Watch how the leaders work among themselves as well as with their new and old troops. Some of the representatives and senators who will take over important committees have been in Congress for ages, have their own fixed ideas and are uncomfortable with the more militant ideology and uninclined to be pushed around by those they considered rank newcomers. Some of them think the provisions of the “contract” are wonderful; others think the same provisions are nuts. A huge amount of internal diplomacy is going to be required. Leaders in Congress these days, in addition, have greatly less authority than they used to; the members tend to be in political business for themselves. So it takes much more effort to achieve consensus. And, given the attitude that senior Republicans like Sens. Pete Domenici and Bob Packwood and Mark Hatfield, among others, have shown concerning fiscal responsibility–insisting on truth in budgeting–there is likely to have to be much internal negotiation before everyone who matters is aboard on the “contract’s” proposed financing schemes.

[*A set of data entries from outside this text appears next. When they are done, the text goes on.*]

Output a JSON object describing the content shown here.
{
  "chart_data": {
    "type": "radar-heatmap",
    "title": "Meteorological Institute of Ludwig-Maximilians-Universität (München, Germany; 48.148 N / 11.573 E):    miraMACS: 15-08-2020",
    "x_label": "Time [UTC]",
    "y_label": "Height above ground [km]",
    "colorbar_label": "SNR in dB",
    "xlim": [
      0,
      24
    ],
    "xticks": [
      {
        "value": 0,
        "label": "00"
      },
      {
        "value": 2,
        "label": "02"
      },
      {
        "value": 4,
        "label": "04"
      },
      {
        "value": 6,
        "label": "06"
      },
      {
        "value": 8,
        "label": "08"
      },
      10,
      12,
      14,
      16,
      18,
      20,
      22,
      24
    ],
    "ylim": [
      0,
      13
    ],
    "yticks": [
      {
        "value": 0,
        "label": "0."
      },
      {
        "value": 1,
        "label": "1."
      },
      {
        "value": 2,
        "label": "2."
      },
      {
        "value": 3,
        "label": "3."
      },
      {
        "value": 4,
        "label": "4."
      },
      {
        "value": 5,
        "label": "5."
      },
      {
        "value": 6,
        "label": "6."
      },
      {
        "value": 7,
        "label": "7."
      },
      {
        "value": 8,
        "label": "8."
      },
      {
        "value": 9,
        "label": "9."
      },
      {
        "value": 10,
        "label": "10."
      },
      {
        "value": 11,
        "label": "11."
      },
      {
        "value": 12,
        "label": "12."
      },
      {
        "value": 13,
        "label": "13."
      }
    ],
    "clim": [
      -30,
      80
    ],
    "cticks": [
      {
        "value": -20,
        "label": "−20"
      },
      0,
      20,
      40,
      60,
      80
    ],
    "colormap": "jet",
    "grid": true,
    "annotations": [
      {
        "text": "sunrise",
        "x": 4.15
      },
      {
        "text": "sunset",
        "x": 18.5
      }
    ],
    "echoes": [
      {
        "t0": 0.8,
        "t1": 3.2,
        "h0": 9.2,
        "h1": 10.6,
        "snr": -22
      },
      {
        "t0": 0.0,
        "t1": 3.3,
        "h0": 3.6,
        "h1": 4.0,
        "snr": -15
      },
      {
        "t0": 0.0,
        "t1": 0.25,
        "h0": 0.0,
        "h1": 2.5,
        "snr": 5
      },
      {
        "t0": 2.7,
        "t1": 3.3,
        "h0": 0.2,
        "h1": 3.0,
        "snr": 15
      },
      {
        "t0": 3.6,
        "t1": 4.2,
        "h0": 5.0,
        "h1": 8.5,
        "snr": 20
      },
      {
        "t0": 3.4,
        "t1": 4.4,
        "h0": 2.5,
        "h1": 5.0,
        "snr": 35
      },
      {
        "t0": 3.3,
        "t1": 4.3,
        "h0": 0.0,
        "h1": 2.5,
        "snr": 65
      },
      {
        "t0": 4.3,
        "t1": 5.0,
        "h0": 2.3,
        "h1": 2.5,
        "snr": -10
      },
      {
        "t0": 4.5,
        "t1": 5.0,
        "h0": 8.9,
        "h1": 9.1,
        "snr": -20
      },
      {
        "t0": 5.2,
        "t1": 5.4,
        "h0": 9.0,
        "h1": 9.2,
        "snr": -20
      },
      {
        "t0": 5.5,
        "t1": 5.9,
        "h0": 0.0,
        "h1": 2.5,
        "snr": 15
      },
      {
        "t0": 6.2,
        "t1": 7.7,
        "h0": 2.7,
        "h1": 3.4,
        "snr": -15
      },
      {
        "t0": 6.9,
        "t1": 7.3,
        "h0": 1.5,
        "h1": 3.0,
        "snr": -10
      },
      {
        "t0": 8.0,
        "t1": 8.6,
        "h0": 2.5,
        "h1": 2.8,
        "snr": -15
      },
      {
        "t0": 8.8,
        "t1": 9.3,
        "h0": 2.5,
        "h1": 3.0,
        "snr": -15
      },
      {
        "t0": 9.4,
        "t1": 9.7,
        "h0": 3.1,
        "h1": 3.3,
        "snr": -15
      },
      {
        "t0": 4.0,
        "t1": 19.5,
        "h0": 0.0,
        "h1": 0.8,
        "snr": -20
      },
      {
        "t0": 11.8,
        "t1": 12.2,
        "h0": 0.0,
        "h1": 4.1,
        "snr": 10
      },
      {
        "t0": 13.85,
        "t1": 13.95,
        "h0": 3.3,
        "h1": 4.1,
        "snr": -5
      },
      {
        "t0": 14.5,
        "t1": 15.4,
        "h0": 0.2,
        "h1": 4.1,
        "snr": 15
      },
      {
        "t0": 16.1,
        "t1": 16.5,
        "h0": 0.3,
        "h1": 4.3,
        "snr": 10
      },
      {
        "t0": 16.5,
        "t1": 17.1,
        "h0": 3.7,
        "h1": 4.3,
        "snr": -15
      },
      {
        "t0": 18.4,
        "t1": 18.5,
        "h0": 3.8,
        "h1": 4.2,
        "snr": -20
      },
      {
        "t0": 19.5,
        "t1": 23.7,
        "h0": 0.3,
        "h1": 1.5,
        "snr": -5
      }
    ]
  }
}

They could bring it off–who knows? The congressional Democrats are certainly demoralized enough, and the administration is stunned. But to do so they have to be quick and they have to be careful and they have to be patient with each other and, above all, they have to be able to resist the terrible temptation to become what they have been denouncing all these years. The most poignant (and hilarious) descriptions of this phenomenon I know are to be found in histories of the Crusades. They are accounts sent back to Europe from second-wave crusaders, who had gone out to the vanquished Holy Land only to find their fellow Franks lying around in silk robes on couches, adopting the luxurious ways of the East and behaving for all the world like the hated infidels. Newt Gingrich should get copies and read them daily to his troops.